Des augmentations de 200€ minimum pour tous les salariés

 
L’ensemble des mesures concerne surtout les salaires 2023. Suite à la grève, les accords de branche des IEG (Industries Electriques et Gazières, regroupant 158 entreprises), le salaire national de base (SNB) avait été revalorisé à 2,3% d’augmentation, quand le patronat voulait les limiter à 1,5%. Le SNB est la base de rémunération dans la branche, auquel est multiplié le Niveau de Rémunération (NR) et l’ancienneté. Il s’agissait donc d’une augmentation de 2,3% au niveau de la branche, avec un minimum de 80€, à laquelle il faut ajouter augmentations obtenues au niveau de l’entreprise grâce à la grève.
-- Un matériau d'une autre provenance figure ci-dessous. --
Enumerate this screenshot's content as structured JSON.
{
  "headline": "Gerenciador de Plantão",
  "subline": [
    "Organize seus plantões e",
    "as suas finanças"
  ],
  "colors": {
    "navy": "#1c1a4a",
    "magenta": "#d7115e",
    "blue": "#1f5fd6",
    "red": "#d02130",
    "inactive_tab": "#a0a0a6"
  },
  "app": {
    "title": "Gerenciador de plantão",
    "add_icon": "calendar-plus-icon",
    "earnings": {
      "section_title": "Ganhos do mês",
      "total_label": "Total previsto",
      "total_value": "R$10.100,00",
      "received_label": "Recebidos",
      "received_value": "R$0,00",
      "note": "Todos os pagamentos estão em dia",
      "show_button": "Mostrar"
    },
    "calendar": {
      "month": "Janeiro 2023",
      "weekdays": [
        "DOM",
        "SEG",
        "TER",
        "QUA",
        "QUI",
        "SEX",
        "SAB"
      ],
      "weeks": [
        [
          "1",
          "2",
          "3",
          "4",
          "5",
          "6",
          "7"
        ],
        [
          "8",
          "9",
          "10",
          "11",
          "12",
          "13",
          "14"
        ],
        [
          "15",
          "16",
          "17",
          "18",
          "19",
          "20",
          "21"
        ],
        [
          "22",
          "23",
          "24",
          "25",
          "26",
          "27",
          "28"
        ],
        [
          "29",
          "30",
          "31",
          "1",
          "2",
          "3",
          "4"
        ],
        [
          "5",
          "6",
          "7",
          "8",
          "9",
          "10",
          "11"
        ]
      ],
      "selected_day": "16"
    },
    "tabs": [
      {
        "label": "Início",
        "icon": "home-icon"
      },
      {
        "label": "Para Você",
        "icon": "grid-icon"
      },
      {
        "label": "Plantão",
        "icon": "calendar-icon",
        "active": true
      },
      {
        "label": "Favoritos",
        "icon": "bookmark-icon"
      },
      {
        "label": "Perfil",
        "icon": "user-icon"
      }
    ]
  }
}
Au niveau d’EDF, les revalorisations ont été gagnée via des évolutions des « niveaux de rémunération » des agents. Tous les agents ont ainsi obtenu un niveau en plus (la différence de salaire entre deux niveaux est en moyenne de 2,3%). Pour tous les salaires inférieurs à 3300€, les salariés obtiendront un second niveau en plus, ainsi qu’une prime de 700€.
 
Si la direction a proposé un choix entre ce deuxième niveau de rémunération en plus et une prime Macron unique de 2600€, selon tous les syndicalistes que nous avons pu contacter, l’immense majorité des salariés devrait choisir les augmentations de niveau de rémunération plutôt que la prime proposée par la direction.
 
Au final, ces augmentations, pour les bas salaires, représentent 120€ d’augmentation minimum, à ajouter aux 80€ des accords de branche, soit un plancher d’augmentation de 200€ pour tous les agents. Pour un agent au salaire minimum de l’entreprise, qui tourne autour de 1570€, cela correspondra donc à une augmentation de 12,7%.
 

 

Une victoire des salariés d’EDF, une victoire pour tous les salariés

 
« On est passé par une telle période de disette salariale ces dernière années, et c’est pour cela que cet accord est notable. C’est du jamais vu depuis que je suis à EDF  » témoigne Pierre Mertz, dans la boîte depuis 22 ans. Au-delà d’EDF, il s’agit d’une victoire pour toute la classe ouvrière, qui obtient avec cette grève des augmentations de salaires importantes alors que l’inflation atteignait 6,2% par an en septembre selon l’indice des prix à la consommation harmonisé. « C’est par la force du nombre, par l’organisation, et par la pression mise sur les employeurs qu’on obtiendra des augmentations de salaire dignes. Le contexte est favorable pour qu’on ait ces augmentations » argumente Charles Carlhant, de la CGT de la centrale de Nogent-sur-Seine (Aube). « Avec le rapport de force qui a été mis en place, il y a eu très clairement une pression gouvernementale sur l’entreprise pour sortir de la crise. Les raffineries qui sont en grève, les centrales nucléaires qui sont en grève : ils avaient peur de l’embrasement » continue-t-il.
 
La grève des raffineries a montré que sans la grève il serait impossible de gagner des augmentations de salaires, et les salariés d’EDF viennent le démontrer à nouveau. Les électriciens espèrent d’ailleurs donner un exemple qui pourrait se généraliser : « Très clairement, c’est le bon moment pour aller ! C’est la force du nombre qui peut permettre des augmentations de salaires dans tous les secteurs » s’enthousiasme Charles Carlhant, qui voit dans la grève d’EDF un exemple à suivre dans toutes les entreprises.
 
Malgré des augmentations de salaires bien en dessous de l’inflation, la grève des raffineurs et des électriciens est aujourd’hui en train de faire sauter la digue des salaires qu’avaient tenté de bâtir le patronat français. Alors que, dans plus en plus d’entreprises, on voit des grèves fleurir pour obtenir des augmentations salariales, les salariés d’EDF viennent rappeler à tous les salariés une vérité simple : la lutte paie.